- Open Access
- Total Downloads : 1467
- Authors : Roopini N, Dr. Joshi Manisha Shivaram, Dr. Shridhar
- Paper ID : IJERTV4IS060509
- Volume & Issue : Volume 04, Issue 06 (June 2015)
- DOI : http://dx.doi.org/10.17577/IJERTV4IS060509
- Published (First Online): 18-06-2015
- ISSN (Online) : 2278-0181
- Publisher Name : IJERT
- License: This work is licensed under a Creative Commons Attribution 4.0 International License
Design & Development of a System for Nadi Pariksha
Roopini N1
1Dept. of Medical Electronics,
B.M.S College of Engineering, Bangalore, India
Dr. Joshi Manisha Shivaram2
2Dept. of Medical Electronics,
-
College of Engineering, Bangalore, India
Dr. Shridhar3
3Dept. of Kayachikitsa, Govt. Ayurvedic Medical College,
Bangalore, India
Abstract- The population in the world is increasing enormously and so the people suffering from cardiovascular diseases. In future there is a need for introduction of system which can help in early diagnostics of human health. Now-a-days in medical field there are different methods to examine the pulse of a patient but their basic concepts, clinical methods and practices are not identical. These concepts are arrived from our own ayurvedic practices.
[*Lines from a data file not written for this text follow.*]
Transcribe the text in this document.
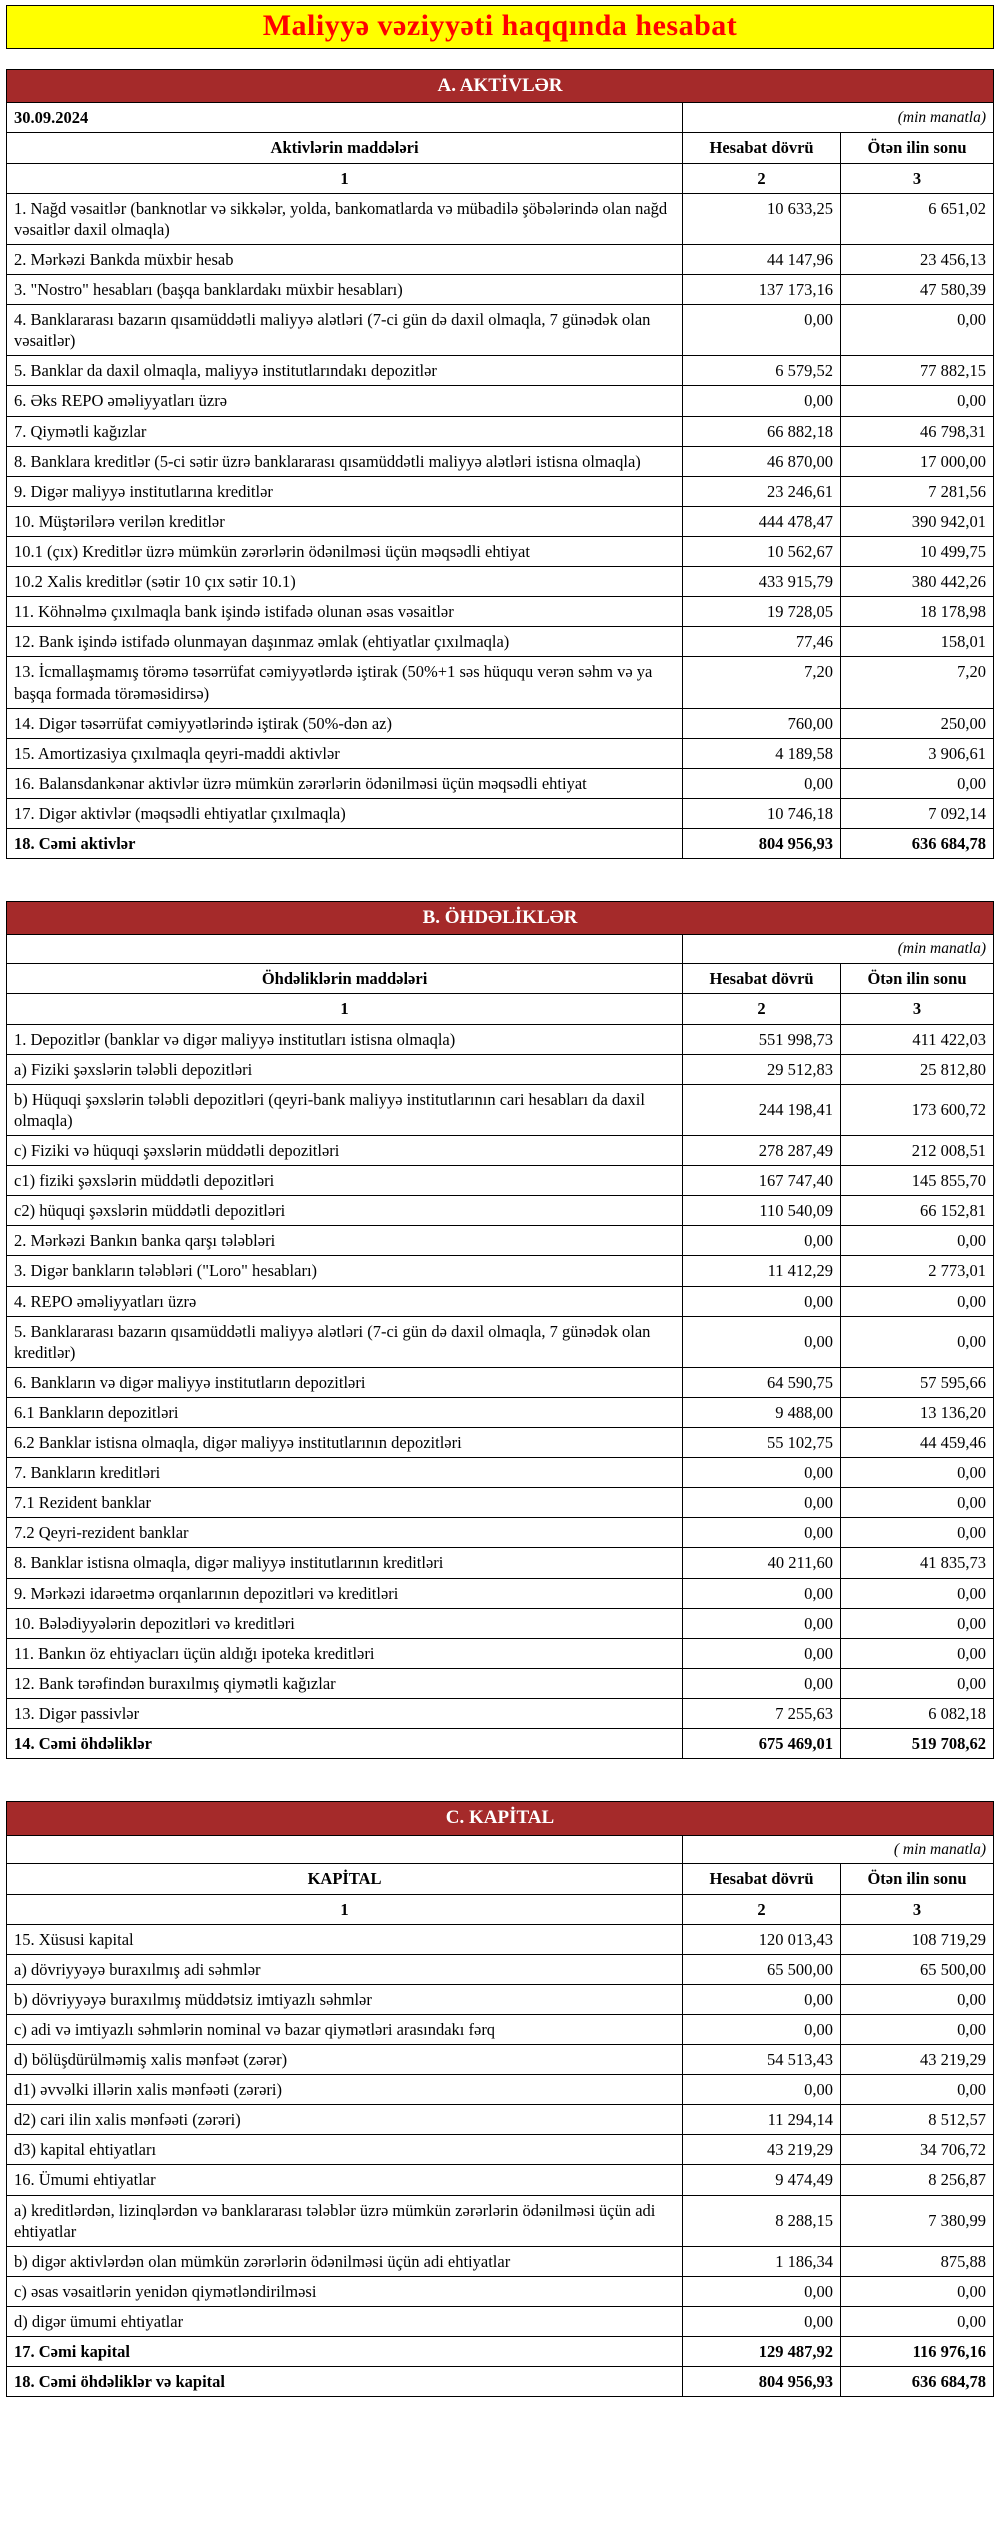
Maliyyə vəziyyəti haqqında hesabat
A. AKTİVLƏR		
30.09.2024	(min manatla)	
Aktivlərin maddələri	Hesabat dövrü	Ötən ilin sonu
1	2	3
1. Nağd vəsaitlər (banknotlar və sikkələr, yolda, bankomatlarda və mübadilə şöbələrində olan nağd vəsaitlər daxil olmaqla)	10 633,25	6 651,02
2. Mərkəzi Bankda müxbir hesab	44 147,96	23 456,13
3. "Nostro" hesabları (başqa banklardakı müxbir hesabları)	137 173,16	47 580,39
4. Banklararası bazarın qısamüddətli maliyyə alətləri (7-ci gün də daxil olmaqla, 7 günədək olan vəsaitlər)	0,00	0,00
5. Banklar da daxil olmaqla, maliyyə institutlarındakı depozitlər	6 579,52	77 882,15
6. Əks REPO əməliyyatları üzrə	0,00	0,00
7. Qiymətli kağızlar	66 882,18	46 798,31
8. Banklara kreditlər (5-ci sətir üzrə banklararası qısamüddətli maliyyə alətləri istisna olmaqla)	46 870,00	17 000,00
9. Digər maliyyə institutlarına kreditlər	23 246,61	7 281,56
10. Müştərilərə verilən kreditlər	444 478,47	390 942,01
10.1 (çıx) Kreditlər üzrə mümkün zərərlərin ödənilməsi üçün məqsədli ehtiyat	10 562,67	10 499,75
10.2 Xalis kreditlər (sətir 10 çıx sətir 10.1)	433 915,79	380 442,26
11. Köhnəlmə çıxılmaqla bank işində istifadə olunan əsas vəsaitlər	19 728,05	18 178,98
12. Bank işində istifadə olunmayan daşınmaz əmlak (ehtiyatlar çıxılmaqla)	77,46	158,01
13. İcmallaşmamış törəmə təsərrüfat cəmiyyətlərdə iştirak (50%+1 səs hüququ verən səhm və ya başqa formada törəməsidirsə)	7,20	7,20
14. Digər təsərrüfat cəmiyyətlərində iştirak (50%-dən az)	760,00	250,00
15. Amortizasiya çıxılmaqla qeyri-maddi aktivlər	4 189,58	3 906,61
16. Balansdankənar aktivlər üzrə mümkün zərərlərin ödənilməsi üçün məqsədli ehtiyat	0,00	0,00
17. Digər aktivlər (məqsədli ehtiyatlar çıxılmaqla)	10 746,18	7 092,14
18. Cəmi aktivlər	804 956,93	636 684,78
B. ÖHDƏLİKLƏR		
	(min manatla)	
Öhdəliklərin maddələri	Hesabat dövrü	Ötən ilin sonu
1	2	3
1. Depozitlər (banklar və digər maliyyə institutları istisna olmaqla)	551 998,73	411 422,03
a) Fiziki şəxslərin tələbli depozitləri	29 512,83	25 812,80
b) Hüquqi şəxslərin tələbli depozitləri (qeyri-bank maliyyə institutlarının cari hesabları da daxil olmaqla)	244 198,41	173 600,72
c) Fiziki və hüquqi şəxslərin müddətli depozitləri	278 287,49	212 008,51
c1) fiziki şəxslərin müddətli depozitləri	167 747,40	145 855,70
c2) hüquqi şəxslərin müddətli depozitləri	110 540,09	66 152,81
2. Mərkəzi Bankın banka qarşı tələbləri	0,00	0,00
3. Digər bankların tələbləri ("Loro" hesabları)	11 412,29	2 773,01
4. REPO əməliyyatları üzrə	0,00	0,00
5. Banklararası bazarın qısamüddətli maliyyə alətləri (7-ci gün də daxil olmaqla, 7 günədək olan kreditlər)	0,00	0,00
6. Bankların və digər maliyyə institutların depozitləri	64 590,75	57 595,66
6.1 Bankların depozitləri	9 488,00	13 136,20
6.2 Banklar istisna olmaqla, digər maliyyə institutlarının depozitləri	55 102,75	44 459,46
7. Bankların kreditləri	0,00	0,00
7.1 Rezident banklar	0,00	0,00
7.2 Qeyri-rezident banklar	0,00	0,00
8. Banklar istisna olmaqla, digər maliyyə institutlarının kreditləri	40 211,60	41 835,73
9. Mərkəzi idarəetmə orqanlarının depozitləri və kreditləri	0,00	0,00
10. Bələdiyyələrin depozitləri və kreditləri	0,00	0,00
11. Bankın öz ehtiyacları üçün aldığı ipoteka kreditləri	0,00	0,00
12. Bank tərəfindən buraxılmış qiymətli kağızlar	0,00	0,00
13. Digər passivlər	7 255,63	6 082,18
14. Cəmi öhdəliklər	675 469,01	519 708,62
C. KAPİTAL		
	( min manatla)	
KAPİTAL	Hesabat dövrü	Ötən ilin sonu
1	2	3
15. Xüsusi kapital	120 013,43	108 719,29
a) dövriyyəyə buraxılmış adi səhmlər	65 500,00	65 500,00
b) dövriyyəyə buraxılmış müddətsiz imtiyazlı səhmlər	0,00	0,00
c) adi və imtiyazlı səhmlərin nominal və bazar qiymətləri arasındakı fərq	0,00	0,00
d) bölüşdürülməmiş xalis mənfəət (zərər)	54 513,43	43 219,29
d1) əvvəlki illərin xalis mənfəəti (zərəri)	0,00	0,00
d2) cari ilin xalis mənfəəti (zərəri)	11 294,14	8 512,57
d3) kapital ehtiyatları	43 219,29	34 706,72
16. Ümumi ehtiyatlar	9 474,49	8 256,87
a) kreditlərdən, lizinqlərdən və banklararası tələblər üzrə mümkün zərərlərin ödənilməsi üçün adi ehtiyatlar	8 288,15	7 380,99
b) digər aktivlərdən olan mümkün zərərlərin ödənilməsi üçün adi ehtiyatlar	1 186,34	875,88
c) əsas vəsaitlərin yenidən qiymətləndirilməsi	0,00	0,00
d) digər ümumi ehtiyatlar	0,00	0,00
17. Cəmi kapital	129 487,92	116 976,16
18. Cəmi öhdəliklər və kapital	804 956,93	636 684,78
The main aim of this research is to design a non-invasive system based on ancient diagnostic technique of Nadi Pariksha (Pulse Detection) to assist doctors in routine diagnostic procedures. Nadi Pariksha is one of the ancient medical technologies, originated in India and China. This technique is derived from Ayurveda. Wrist pulse analysis for identification of health status is found in ancient Indian as well as Chinese literature. This project presents the portable prototype of Nadi Pariksha Yantra for pulse reading and analysis which is normally used by an ayurvedic practitioner. This would also be helpful to other physicians who are not well trained to this ancient technique and will be useful in prognosis of the cardiac disorders.
KeywordsNadi pariksha, Radial Artery, Pre-processing, Data acquisition, Classification, LabView.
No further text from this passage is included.